Indibijuaru purojekushon

[Individual Projection]

By Abe Kazushige

Published in IP/NN: Abe Kazushige kessakushū [IP/NN: Masterpieces by Abe Kazushige].
Kōdansha (Kōdansha Bunko), 2011. 392 pp. ¥676. ISBN 978-4-06-277040-8. (Originally published in Shinchō, Mar. 1997.)

Also published in: Albanian, Arabic, French, Italian, and Thai

In Shibuya, the center of Tokyo’s most exciting youth culture, the protagonist Onuma works as a young projectionist in a cinema. He has a secret, though—for five years he trained at a school for spies. One day, he reads in a newspaper that some colleagues from that time have died in a traffic accident. A disturbing shadow starts to loom over his tranquil existence. Someone is following him; he has runins with gangsters. Then there is the mysterious film left with him by a man who was once a colleague from the spy school. Could the whereabouts of a nuclear device, which the school’s former headmaster obtained from a criminal organization, somehow be behind all of this?

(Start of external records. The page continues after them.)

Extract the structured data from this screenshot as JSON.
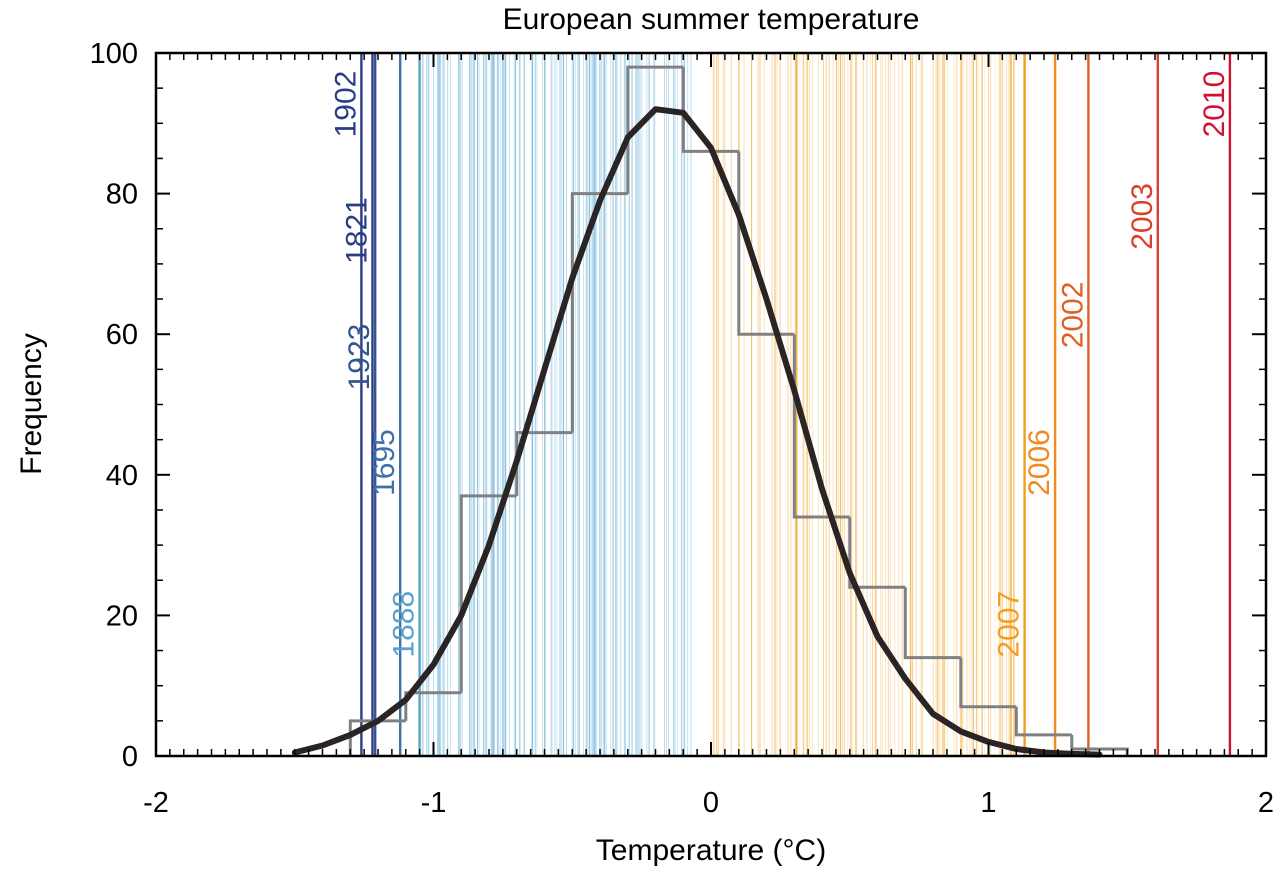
{
  "chart_data": {
    "type": "bar",
    "title": "European summer temperature",
    "xlabel": "Temperature (°C)",
    "ylabel": "Frequency",
    "xlim": [
      -2,
      2
    ],
    "ylim": [
      0,
      100
    ],
    "xticks": [
      "-2",
      "-1",
      "0",
      "1",
      "2"
    ],
    "yticks": [
      "0",
      "20",
      "40",
      "60",
      "80",
      "100"
    ],
    "histogram": {
      "bin_edges": [
        -1.3,
        -1.1,
        -0.9,
        -0.7,
        -0.5,
        -0.3,
        -0.1,
        0.1,
        0.3,
        0.5,
        0.7,
        0.9,
        1.1,
        1.3,
        1.5
      ],
      "values": [
        5,
        9,
        37,
        46,
        80,
        98,
        86,
        60,
        34,
        24,
        14,
        7,
        3,
        1
      ],
      "color": "#808080"
    },
    "fit_curve": {
      "x": [
        -1.5,
        -1.4,
        -1.3,
        -1.2,
        -1.1,
        -1.0,
        -0.9,
        -0.8,
        -0.7,
        -0.6,
        -0.5,
        -0.4,
        -0.3,
        -0.2,
        -0.1,
        0.0,
        0.1,
        0.2,
        0.3,
        0.4,
        0.5,
        0.6,
        0.7,
        0.8,
        0.9,
        1.0,
        1.1,
        1.2,
        1.3,
        1.4
      ],
      "y": [
        0.5,
        1.5,
        3,
        5,
        8,
        13,
        20,
        30,
        42,
        55,
        68,
        79,
        88,
        92,
        91.5,
        86.5,
        77,
        65,
        52,
        38,
        26,
        17,
        11,
        6,
        3.5,
        2,
        1,
        0.5,
        0.3,
        0.2
      ],
      "color": "#2a2424"
    },
    "highlighted_years": [
      {
        "year": "1902",
        "x": -1.26,
        "label_y": 88,
        "color": "#2b3d85"
      },
      {
        "year": "1821",
        "x": -1.22,
        "label_y": 70,
        "color": "#2b3d85"
      },
      {
        "year": "1923",
        "x": -1.21,
        "label_y": 52,
        "color": "#34558f"
      },
      {
        "year": "1695",
        "x": -1.12,
        "label_y": 37,
        "color": "#3f70a6"
      },
      {
        "year": "1888",
        "x": -1.05,
        "label_y": 14,
        "color": "#5aa0cd"
      },
      {
        "year": "2007",
        "x": 1.13,
        "label_y": 14,
        "color": "#f0a020"
      },
      {
        "year": "2006",
        "x": 1.24,
        "label_y": 37,
        "color": "#f08a20"
      },
      {
        "year": "2002",
        "x": 1.36,
        "label_y": 58,
        "color": "#e06020"
      },
      {
        "year": "2003",
        "x": 1.61,
        "label_y": 72,
        "color": "#d8402a"
      },
      {
        "year": "2010",
        "x": 1.87,
        "label_y": 88,
        "color": "#d01030"
      }
    ],
    "year_line_colors": {
      "cold": "#5aaad4",
      "warm": "#f2a427"
    },
    "grid": false,
    "legend": "none"
  }
}
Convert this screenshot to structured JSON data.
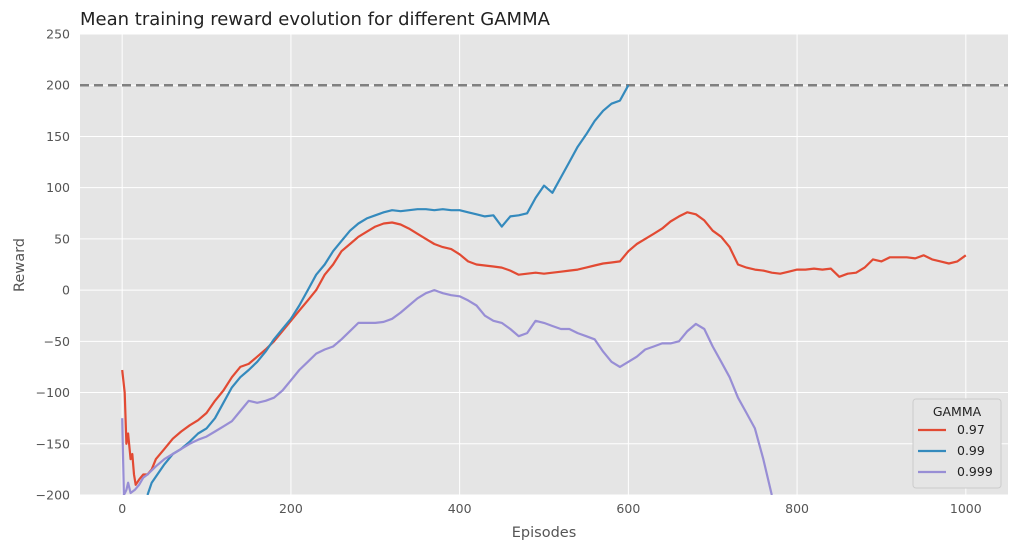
{
  "chart_data": {
    "type": "line",
    "title": "Mean training reward evolution for different GAMMA",
    "xlabel": "Episodes",
    "ylabel": "Reward",
    "xlim": [
      -50,
      1050
    ],
    "ylim": [
      -200,
      250
    ],
    "xticks": [
      0,
      200,
      400,
      600,
      800,
      1000
    ],
    "yticks": [
      -200,
      -150,
      -100,
      -50,
      0,
      50,
      100,
      150,
      200,
      250
    ],
    "grid": true,
    "reference_line": {
      "y": 200,
      "style": "dashed",
      "color": "#808080"
    },
    "legend": {
      "title": "GAMMA",
      "position": "bottom-right"
    },
    "series": [
      {
        "name": "0.97",
        "color": "#E24A33",
        "x": [
          0,
          3,
          5,
          7,
          10,
          12,
          14,
          16,
          20,
          25,
          30,
          35,
          40,
          50,
          60,
          70,
          80,
          90,
          100,
          110,
          120,
          130,
          140,
          150,
          160,
          170,
          180,
          190,
          200,
          210,
          220,
          230,
          240,
          250,
          260,
          270,
          280,
          290,
          300,
          310,
          320,
          330,
          340,
          350,
          360,
          370,
          380,
          390,
          400,
          410,
          420,
          430,
          440,
          450,
          460,
          470,
          480,
          490,
          500,
          510,
          520,
          530,
          540,
          550,
          560,
          570,
          580,
          590,
          600,
          610,
          620,
          630,
          640,
          650,
          660,
          670,
          680,
          690,
          700,
          710,
          720,
          730,
          740,
          750,
          760,
          770,
          780,
          790,
          800,
          810,
          820,
          830,
          840,
          850,
          860,
          870,
          880,
          890,
          900,
          910,
          920,
          930,
          940,
          950,
          960,
          970,
          980,
          990,
          1000
        ],
        "values": [
          -78,
          -100,
          -150,
          -140,
          -165,
          -160,
          -180,
          -190,
          -185,
          -180,
          -180,
          -175,
          -165,
          -155,
          -145,
          -138,
          -132,
          -127,
          -120,
          -108,
          -98,
          -85,
          -75,
          -72,
          -65,
          -58,
          -50,
          -40,
          -30,
          -20,
          -10,
          0,
          15,
          25,
          38,
          45,
          52,
          57,
          62,
          65,
          66,
          64,
          60,
          55,
          50,
          45,
          42,
          40,
          35,
          28,
          25,
          24,
          23,
          22,
          19,
          15,
          16,
          17,
          16,
          17,
          18,
          19,
          20,
          22,
          24,
          26,
          27,
          28,
          38,
          45,
          50,
          55,
          60,
          67,
          72,
          76,
          74,
          68,
          58,
          52,
          42,
          25,
          22,
          20,
          19,
          17,
          16,
          18,
          20,
          20,
          21,
          20,
          21,
          13,
          16,
          17,
          22,
          30,
          28,
          32,
          32,
          32,
          31,
          34,
          30,
          28,
          26,
          28,
          34
        ]
      },
      {
        "name": "0.99",
        "color": "#348ABD",
        "x": [
          30,
          35,
          40,
          50,
          60,
          70,
          80,
          90,
          100,
          110,
          120,
          130,
          140,
          150,
          160,
          170,
          180,
          190,
          200,
          210,
          220,
          230,
          240,
          250,
          260,
          270,
          280,
          290,
          300,
          310,
          320,
          330,
          340,
          350,
          360,
          370,
          380,
          390,
          400,
          410,
          420,
          430,
          440,
          450,
          460,
          470,
          480,
          490,
          500,
          510,
          520,
          530,
          540,
          550,
          560,
          570,
          580,
          590,
          600
        ],
        "values": [
          -200,
          -188,
          -182,
          -170,
          -160,
          -155,
          -148,
          -140,
          -135,
          -125,
          -110,
          -95,
          -85,
          -78,
          -70,
          -60,
          -48,
          -38,
          -28,
          -15,
          0,
          15,
          25,
          38,
          48,
          58,
          65,
          70,
          73,
          76,
          78,
          77,
          78,
          79,
          79,
          78,
          79,
          78,
          78,
          76,
          74,
          72,
          73,
          62,
          72,
          73,
          75,
          90,
          102,
          95,
          110,
          125,
          140,
          152,
          165,
          175,
          182,
          185,
          200
        ]
      },
      {
        "name": "0.999",
        "color": "#988ED5",
        "x": [
          0,
          2,
          5,
          7,
          10,
          15,
          20,
          25,
          30,
          40,
          50,
          60,
          70,
          80,
          90,
          100,
          110,
          120,
          130,
          140,
          150,
          160,
          170,
          180,
          190,
          200,
          210,
          220,
          230,
          240,
          250,
          260,
          270,
          280,
          290,
          300,
          310,
          320,
          330,
          340,
          350,
          360,
          370,
          380,
          390,
          400,
          410,
          420,
          430,
          440,
          450,
          460,
          470,
          480,
          490,
          500,
          510,
          520,
          530,
          540,
          550,
          560,
          570,
          580,
          590,
          600,
          610,
          620,
          630,
          640,
          650,
          660,
          670,
          680,
          690,
          700,
          710,
          720,
          730,
          740,
          750,
          760,
          770
        ],
        "values": [
          -125,
          -200,
          -195,
          -188,
          -198,
          -195,
          -190,
          -183,
          -180,
          -172,
          -165,
          -160,
          -155,
          -150,
          -146,
          -143,
          -138,
          -133,
          -128,
          -118,
          -108,
          -110,
          -108,
          -105,
          -98,
          -88,
          -78,
          -70,
          -62,
          -58,
          -55,
          -48,
          -40,
          -32,
          -32,
          -32,
          -31,
          -28,
          -22,
          -15,
          -8,
          -3,
          0,
          -3,
          -5,
          -6,
          -10,
          -15,
          -25,
          -30,
          -32,
          -38,
          -45,
          -42,
          -30,
          -32,
          -35,
          -38,
          -38,
          -42,
          -45,
          -48,
          -60,
          -70,
          -75,
          -70,
          -65,
          -58,
          -55,
          -52,
          -52,
          -50,
          -40,
          -33,
          -38,
          -55,
          -70,
          -85,
          -105,
          -120,
          -135,
          -165,
          -200
        ]
      }
    ]
  }
}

    The narrative takes the form of Onuma’s diary, and everything is written from his viewpoint. As the diary entries take on an increasingly delusional hue, the reader is drawn into the vortex of a tale packed with hints of danger. Characters that seem to be Onuma’s other selves run rampant through the story, blurring the line between truth and falsehood until eventually the story reaches its strange final scene. With its crisp literary style, unflinching gaze at violence, and sensitivity that exquisitely captures the desolation of contemporary cities, this is one of the works that symbolizes the birth of a new Japanese literature. (NK)
『Indibijuaru purojekushon』の表紙画像
Abe Kazushigeの著者画像

By Abe Kazushige

Abe Kazushige

Born in 1968. Graduated from the Japan Institute of the Moving Image. His debut novel Amerika no yoru [American Night] won the 37th Gunzō New Writers Award in 1994. Also awarded the 132nd Akutagawa Prize in 2004 for Gurando fināre [Grande Finale]; the Itō Sei Literary Prize and the Mainichi Publishing Culture Award in 2004 for Shinsemia [Sinsemilla]; and the Tanizaki Jun’ichirō Prize in 2010 for Pisutoruzu [Pistils].